In 2015, the SPD-affiliated Friedrich-Ebert-Stiftung (FES) concluded a cooperation agreement with the Iranian Institute for Political and International Studies (IPIS), a think tank attached to the Iranian Ministry of Foreign Affairs. The then FES chairman Kurt Beck traveled to Tehran in 2015 to hold talks with "high-ranking representatives from politics and society".

Nothing is known of meetings with human rights activists or members of the opposition. Upon request, the FES confirmed that this cooperation agreement, originally concluded for two years, was last extended for a further four years in 2020.

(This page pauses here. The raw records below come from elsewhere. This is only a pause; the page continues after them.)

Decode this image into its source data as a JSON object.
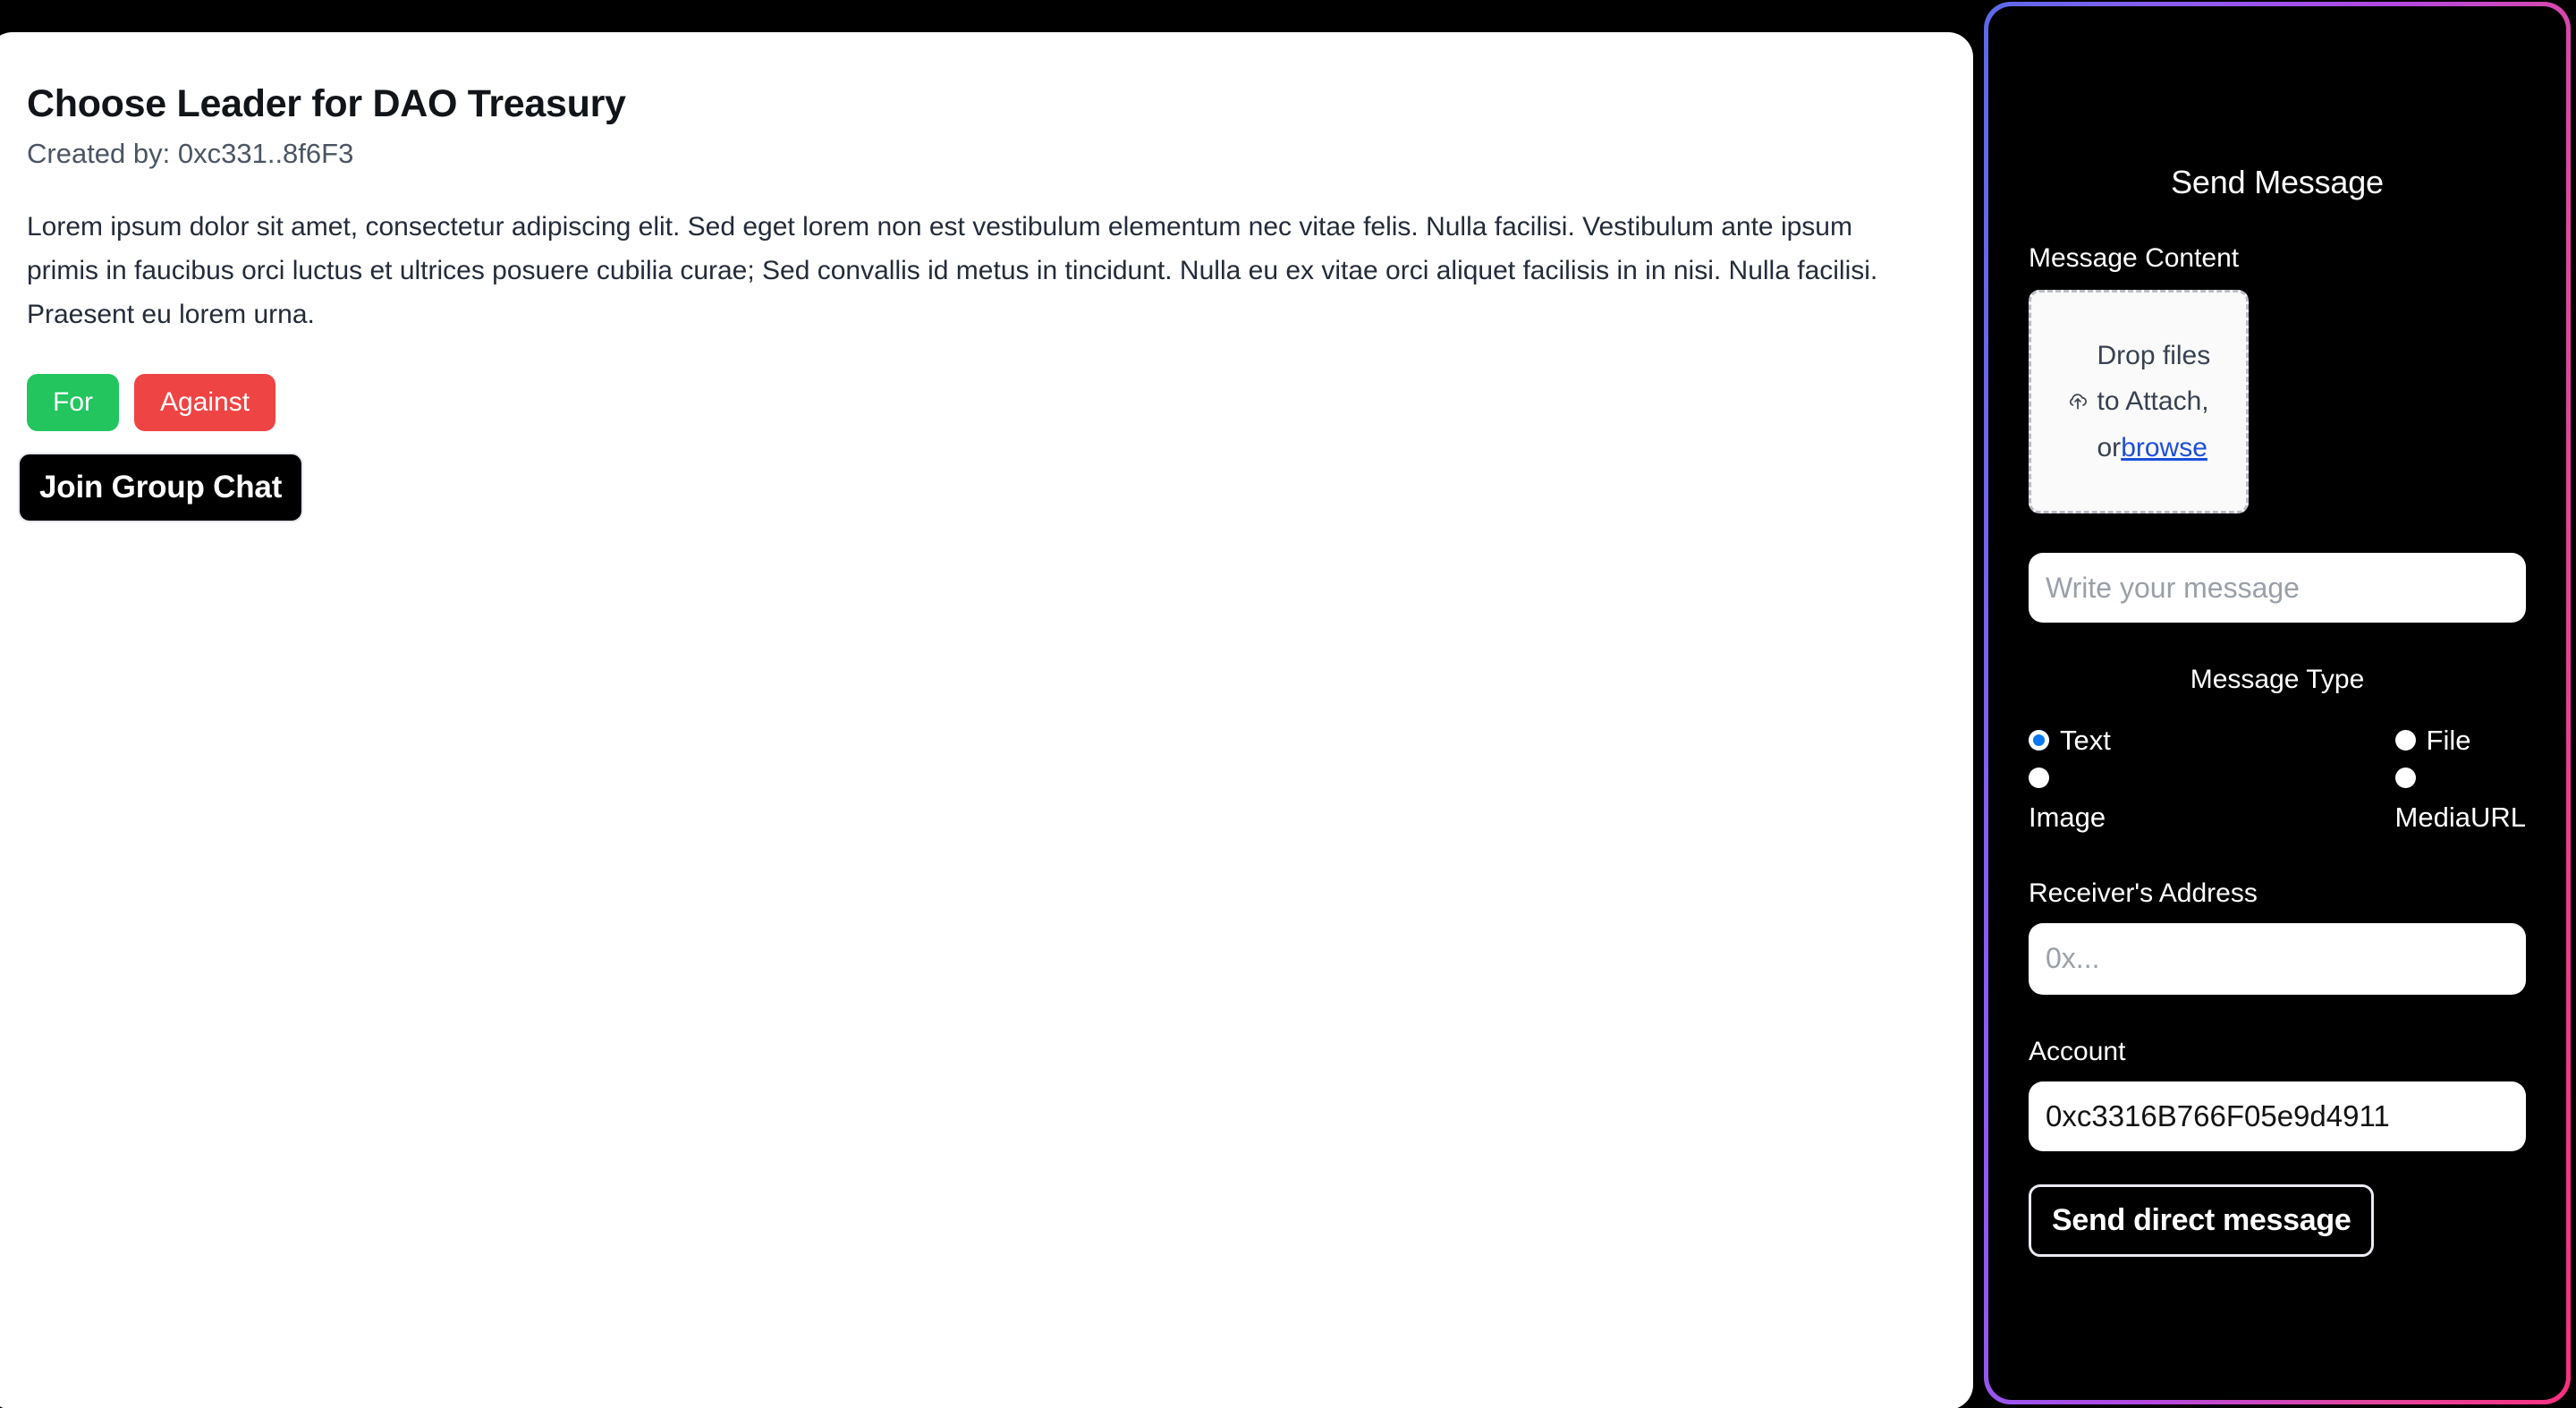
{
  "proposal": {
    "title": "Choose Leader for DAO Treasury",
    "created_by": "Created by: 0xc331..8f6F3",
    "body": "Lorem ipsum dolor sit amet, consectetur adipiscing elit. Sed eget lorem non est vestibulum elementum nec vitae felis. Nulla facilisi. Vestibulum ante ipsum primis in faucibus orci luctus et ultrices posuere cubilia curae; Sed convallis id metus in tincidunt. Nulla eu ex vitae orci aliquet facilisis in in nisi. Nulla facilisi. Praesent eu lorem urna.",
    "vote_for_label": "For",
    "vote_against_label": "Against",
    "join_chat_label": "Join Group Chat",
    "colors": {
      "for": "#22c55e",
      "against": "#ef4444",
      "join": "#000000"
    }
  },
  "send_message": {
    "panel_title": "Send Message",
    "message_content_label": "Message Content",
    "dropzone": {
      "icon": "cloud-upload-icon",
      "line1": "Drop files",
      "line2": "to Attach,",
      "line3_prefix": "or",
      "browse_label": "browse"
    },
    "message_input_placeholder": "Write your message",
    "message_input_value": "",
    "message_type_label": "Message Type",
    "message_type_options": [
      {
        "label": "Text",
        "selected": true
      },
      {
        "label": "File",
        "selected": false
      },
      {
        "label": "Image",
        "selected": false
      },
      {
        "label": "MediaURL",
        "selected": false
      }
    ],
    "receiver_label": "Receiver's Address",
    "receiver_placeholder": "0x...",
    "receiver_value": "",
    "account_label": "Account",
    "account_value": "0xc3316B766F05e9d4911",
    "send_button_label": "Send direct message",
    "colors": {
      "border_gradient_start": "#5b6ae8",
      "border_gradient_mid": "#b548e0",
      "border_gradient_end": "#f8307f",
      "radio_selected": "#0b78f0",
      "browse_link": "#1d4ed8",
      "panel_bg": "#000000"
    }
  }
}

Just a few months earlier, at the end of 2019, the largest protests to date had taken place in Iran; Human rights organizations estimate that within a few days the regime killed hundreds of people, including many young people. Nevertheless, the foundation extended the agreement with the regime.

The FES explained that the cooperation agreement served to lead "dialogue formats" in Tehran and Berlin. The foundation is concerned with "being able to better penetrate the Iranian perspective". The fact that the FES considers the regime's domestic and foreign policies "highly problematic" did not prevent them from exchanging views with the Iranian dictatorship.

Although the regime's violent modus operandi became particularly clear to the world public during these protests, political institutions in Germany have long known that the behavior in violation of human rights by those in power has remained the same since 1979.

According to the FES, the foundation plans “no further activities” with the IPIS against the background of the current developments. The possibility of future planning with IPIS was "unmistakably" terminated at the end of September.

Olaf Scholz has not commented on the events in Iran since his tweet about three weeks ago. Instead, Foreign Minister Annalena Baerbock has been criticized because she initially acted with restraint - even though one of her trademarks is feminist foreign policy.

Focusing on Baerbock can only be good for Olaf Scholz. He takes no substantive or political stance on human rights violations, although he tirelessly emphasizes the importance of human rights in foreign policy.

Now would be the time to critically evaluate the relationship between the ruling SPD party and the Iranian regime. One does not know where Olaf Scholz stands in the whole thing, even after a month of protests. The turning point, it takes place without the German Chancellor.

Gilda Sahebi is a journalist, doctor and political scientist.